「昨夜、妻が全部白状しました!」
ご相談者様は喜び勇んで私に電話をしてきました。
奥様を問い詰めて、浮気を認めさせたと言うのです。
「別れると約束したので、しばらく様子を見ます!」
う〜ん・・・
お電話を頂いたのは3日前。
妻の浮気調査をお願いしますという内容でした。
半年前から仕事の付き合い多くなり、服装が変わった
典型的なパターンです。
しばらくは目を瞑っていましたが、
我慢出来ず、1ヶ月前にご主人が携帯メールを見たところ、
ある男性との2,3日前のやり取りがありました。
ただ、肉体関係だとは断定出来ませんでした。
奥様を問い詰めることも出来ずに悶々とする日々。
「色々と考えた末に、
今日、財布の中をチェックしたところ、
相手の名刺とラブホテルの会員カードが出てきたのです。 今まで自分で調べられるだけ調べたんですが、
相手は高校の時の同級生らしいのです。 勿論家庭が有るようです。
クラス会は結婚8年の間にずっと毎年開催されていました。
ずっと騙されていたのかもしれません。」
お電話頂いたのは土曜日でした。
来週中に奥様は2日も飲み会の予定が有ります。
その日を調査したいということで、
月曜日のご予約をお取り頂いていたのです。
その月曜日の朝に冒頭のお電話でした。
「そんなに簡単に別れるでしょうか?」
私の問いに、ご相談者様は笑いながら答えました。
「当然別れるでしょう。」
そんなはずはないことを私はよく分かっていました。
奥様の心理や愛人の心理を一通りご説明し、
きちんと確認をすることをご提案しましたが、
「先生、ご丁寧にありがとうございます。
でも、今一度妻を信じたいんです。
またおかしなことが有ったらすぐにご連絡します。」
そう、電話は切れました。
その5ヵ月後、
私の軽帯電話にご相談者様からの連絡が参りました。
「妻が離婚を言い出しました。」
やはり・・・
奥様はその後しばらく大人しくしていたそうで、
ご相談者様もすっかり安心なさっていたとのこと。
ところが「離婚したい」と突然言い出したのです。
愛情が無くなった、一緒にいるのが苦痛だ、
私が浮気をしたのも、もともとあなたに不満があったからだ、
もう耐えられない
そう繰り返すだけで、
ご相談者様がどんなに謝っても頑なに離婚と言い張ります。
双方のご両親にも話がまわり、大事になりました。
そうこうするうち、
度重なる喧嘩の末に、
ご相談者様は奥様を突き飛ばしてしまいました。
翌日、奥様とお子様は自宅から消えていました。
大慌てで奥様の実家に連絡を取ると、
「娘は怯えているので、会わせられない。
しばらくそっとしておいて欲しい」
と冷たく言われてしまいました。
そうして2週間後、
奥様の弁護士から内容証明が来ました。
離婚を求めて調停をおこすから、
これからは奥様やお子様に近づくな
もし不審な行動があればストーカーやDVで訴える
という内容でした。
「もしかしたら、まだ男と付き合っているかもしれません。
証拠を撮りたいんです。
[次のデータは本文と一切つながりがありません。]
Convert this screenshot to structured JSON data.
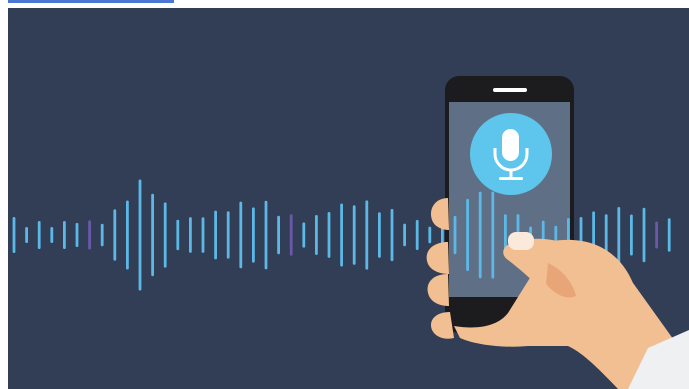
{
  "illustration": {
    "subject": "voice-assistant",
    "icon": "microphone-icon",
    "colors": {
      "background": "#323e55",
      "wave": "#5cb8e6",
      "wave_dim": "#6a58a8",
      "phone_body": "#1c1c1e",
      "phone_screen": "#5e6f86",
      "mic_circle": "#5ec6ec",
      "mic_glyph": "#ffffff",
      "skin": "#f2bf92",
      "skin_shade": "#e8a678",
      "sleeve": "#eef0f2",
      "link_bar": "#4a77d4"
    }
  }
}
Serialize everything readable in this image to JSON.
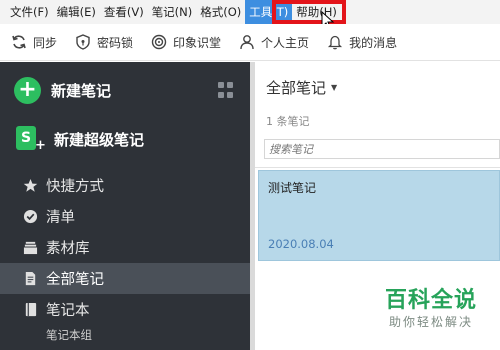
{
  "menubar": {
    "items": [
      {
        "label": "文件(F)"
      },
      {
        "label": "编辑(E)"
      },
      {
        "label": "查看(V)"
      },
      {
        "label": "笔记(N)"
      },
      {
        "label": "格式(O)"
      },
      {
        "label": "工具(T)",
        "active": true
      },
      {
        "label": "帮助(H)"
      }
    ]
  },
  "toolbar": {
    "items": [
      {
        "label": "同步",
        "icon": "sync-icon"
      },
      {
        "label": "密码锁",
        "icon": "shield-lock-icon"
      },
      {
        "label": "印象识堂",
        "icon": "target-icon"
      },
      {
        "label": "个人主页",
        "icon": "person-icon"
      },
      {
        "label": "我的消息",
        "icon": "bell-icon"
      }
    ]
  },
  "sidebar": {
    "new_note": "新建笔记",
    "new_super_note": "新建超级笔记",
    "super_icon_letter": "S",
    "items": [
      {
        "label": "快捷方式",
        "icon": "star-icon"
      },
      {
        "label": "清单",
        "icon": "check-circle-icon"
      },
      {
        "label": "素材库",
        "icon": "stack-icon"
      },
      {
        "label": "全部笔记",
        "icon": "note-icon",
        "selected": true
      },
      {
        "label": "笔记本",
        "icon": "notebook-icon"
      }
    ],
    "sub_item": "笔记本组"
  },
  "notelist": {
    "title": "全部笔记",
    "count": "1 条笔记",
    "search_placeholder": "搜索笔记",
    "notes": [
      {
        "title": "测试笔记",
        "date": "2020.08.04"
      }
    ]
  },
  "watermark": {
    "title": "百科全说",
    "subtitle": "助你轻松解决"
  },
  "colors": {
    "accent_green": "#2dbe60",
    "sidebar_bg": "#2e3238",
    "menu_active": "#3d8ee0",
    "highlight_red": "#e3141a",
    "note_selected": "#b7d8e9"
  }
}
」
ご相談者様は仰います。
私も当然奥様はまだ男と付き合いが有ると思いました。
ただ、このような形で弁護士が入っている以上
私達はもう何も出来ません。
「どうしてですか!
多少でも後ろ暗いことをするのが探偵社でしょう!」
ご相談者様は怒りましたが、それは間違いというものです。
「先生の仰った通りに
あの時にきちんと調査をしていれば・・・」
ご相談者様は男泣きをしていました。